Damage distribution maps from strong earthquakes and recorded data from field experiments have repeatedly shown that the ground surface topography and subsurface stratigraphy play a decisive role in shaping the ground motion characteristics at a site. Published theoretical studies qualitatively agree with observations from past seismic events and experiments; quantitatively, however, they systematically underestimate the absolute level of topographic amplification up to an order of magnitude or more in some cases. We have hypothesized in previous work that this discrepancy stems from idealizations of the geometry, material properties, and incident motion characteristics that most theoretical studies make.

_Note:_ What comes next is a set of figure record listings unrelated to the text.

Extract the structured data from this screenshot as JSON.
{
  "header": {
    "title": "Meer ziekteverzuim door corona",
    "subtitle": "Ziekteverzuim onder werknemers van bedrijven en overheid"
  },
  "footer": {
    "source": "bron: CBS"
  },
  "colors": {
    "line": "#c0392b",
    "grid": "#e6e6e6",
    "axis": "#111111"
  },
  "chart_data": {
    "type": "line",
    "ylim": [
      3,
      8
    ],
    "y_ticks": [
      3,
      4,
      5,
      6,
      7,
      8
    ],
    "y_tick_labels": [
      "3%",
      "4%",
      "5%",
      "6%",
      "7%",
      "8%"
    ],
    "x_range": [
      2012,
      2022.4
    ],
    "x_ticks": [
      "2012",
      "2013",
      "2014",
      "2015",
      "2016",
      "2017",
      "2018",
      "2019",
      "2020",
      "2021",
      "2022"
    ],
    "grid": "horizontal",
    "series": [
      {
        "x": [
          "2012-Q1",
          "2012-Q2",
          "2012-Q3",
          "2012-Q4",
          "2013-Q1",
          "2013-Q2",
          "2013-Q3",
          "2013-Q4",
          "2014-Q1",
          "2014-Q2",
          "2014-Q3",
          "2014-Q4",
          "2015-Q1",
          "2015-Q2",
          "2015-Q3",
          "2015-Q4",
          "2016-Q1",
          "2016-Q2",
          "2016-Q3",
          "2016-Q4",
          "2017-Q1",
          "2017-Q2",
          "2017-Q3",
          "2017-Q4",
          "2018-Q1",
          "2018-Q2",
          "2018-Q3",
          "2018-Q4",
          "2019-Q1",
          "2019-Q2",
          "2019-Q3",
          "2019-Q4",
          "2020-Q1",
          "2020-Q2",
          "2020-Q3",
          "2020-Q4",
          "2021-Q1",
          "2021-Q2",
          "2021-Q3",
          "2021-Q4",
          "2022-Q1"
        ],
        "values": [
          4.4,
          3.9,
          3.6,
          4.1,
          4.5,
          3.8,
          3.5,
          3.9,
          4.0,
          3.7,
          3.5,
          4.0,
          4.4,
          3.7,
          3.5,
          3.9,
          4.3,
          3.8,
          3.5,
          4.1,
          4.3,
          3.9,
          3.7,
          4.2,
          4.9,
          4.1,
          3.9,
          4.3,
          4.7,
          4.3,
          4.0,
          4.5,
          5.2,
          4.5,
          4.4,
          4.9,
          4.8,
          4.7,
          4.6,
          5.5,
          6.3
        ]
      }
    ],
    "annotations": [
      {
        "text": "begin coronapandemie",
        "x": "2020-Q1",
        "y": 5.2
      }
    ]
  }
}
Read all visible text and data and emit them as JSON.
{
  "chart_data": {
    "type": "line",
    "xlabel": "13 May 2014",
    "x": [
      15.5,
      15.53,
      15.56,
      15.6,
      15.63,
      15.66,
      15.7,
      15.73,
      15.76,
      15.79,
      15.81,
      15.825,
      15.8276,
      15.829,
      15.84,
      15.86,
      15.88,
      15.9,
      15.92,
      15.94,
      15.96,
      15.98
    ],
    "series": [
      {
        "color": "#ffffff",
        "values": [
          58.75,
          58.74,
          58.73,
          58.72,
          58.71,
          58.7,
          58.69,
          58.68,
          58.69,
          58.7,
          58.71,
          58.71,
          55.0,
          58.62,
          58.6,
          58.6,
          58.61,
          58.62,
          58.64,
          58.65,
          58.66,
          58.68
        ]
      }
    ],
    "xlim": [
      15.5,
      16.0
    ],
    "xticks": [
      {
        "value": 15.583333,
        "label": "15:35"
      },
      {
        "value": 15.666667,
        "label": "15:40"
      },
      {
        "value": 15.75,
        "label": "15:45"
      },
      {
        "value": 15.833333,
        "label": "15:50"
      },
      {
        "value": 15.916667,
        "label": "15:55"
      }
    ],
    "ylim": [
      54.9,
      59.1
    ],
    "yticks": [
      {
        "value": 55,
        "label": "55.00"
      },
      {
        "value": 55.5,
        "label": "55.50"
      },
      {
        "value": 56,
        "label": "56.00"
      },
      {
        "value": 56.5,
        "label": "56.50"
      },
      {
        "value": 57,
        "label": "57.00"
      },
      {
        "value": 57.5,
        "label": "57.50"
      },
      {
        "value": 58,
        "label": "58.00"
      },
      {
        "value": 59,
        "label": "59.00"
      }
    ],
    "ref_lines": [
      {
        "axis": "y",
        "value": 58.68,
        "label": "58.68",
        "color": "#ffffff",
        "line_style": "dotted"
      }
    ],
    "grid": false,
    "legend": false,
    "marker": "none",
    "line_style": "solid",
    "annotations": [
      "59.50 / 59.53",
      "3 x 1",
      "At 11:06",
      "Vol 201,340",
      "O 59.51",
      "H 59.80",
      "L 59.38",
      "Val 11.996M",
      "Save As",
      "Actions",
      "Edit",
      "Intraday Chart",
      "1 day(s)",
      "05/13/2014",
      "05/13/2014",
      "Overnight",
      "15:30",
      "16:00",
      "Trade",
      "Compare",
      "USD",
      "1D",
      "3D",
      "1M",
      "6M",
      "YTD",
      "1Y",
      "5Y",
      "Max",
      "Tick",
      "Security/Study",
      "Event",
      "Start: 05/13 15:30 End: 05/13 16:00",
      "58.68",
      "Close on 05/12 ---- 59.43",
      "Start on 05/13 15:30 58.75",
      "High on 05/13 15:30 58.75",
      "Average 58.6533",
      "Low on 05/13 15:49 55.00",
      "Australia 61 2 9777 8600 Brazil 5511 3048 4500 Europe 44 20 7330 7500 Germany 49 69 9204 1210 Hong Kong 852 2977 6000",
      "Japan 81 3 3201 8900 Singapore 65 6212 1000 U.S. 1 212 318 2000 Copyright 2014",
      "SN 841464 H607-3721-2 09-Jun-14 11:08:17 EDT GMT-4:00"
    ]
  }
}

In this study, we perform numerical simulations of seismic wave propagation in heterogeneous media with arbitrary ground surface geometry, and compare results with high quality field recordings from a site with strong surface topography. Our goal is to explore whether high-fidelity simulations and realistic numerical models can – contrary to theoretical models – capture quantitatively the frequency and amplitude characteristics of topographic effects. For validation, we use field data from a linear array of nine portable seismometers that we deployed on Mount Pleasant and Heathcote Valley, Christchurch, New Zealand, and we compute empirical standard spectral ratios (SSR) and single-station horizontal-to-vertical spectral ratios (HVSR). The instruments recorded ambient vibrations and remote earthquakes for a period of two months (March-April 2017). We next perform two-dimensional wave propagation simulations using the explicit finite difference code FLAC. We construct our numerical model using a high-resolution (8m) Digital Elevation Map (DEM) available for the site, an estimated subsurface stratigraphy consistent with the geomorphology of the site, and soil properties estimated from in-situ and non-destructive tests. We subject the model to in-plane and out-of-plane incident motions that span a broadband frequency range (0.1-20Hz). Numerical and empirical spectral ratios from our blind prediction are found in very good quantitative agreement for stations on the slope of Mount Pleasant and on the surface of Heathcote Valley, across a wide range of frequencies that reveal the role of topography, soil amplification and basin edge focusing on the distribution of ground surface motion.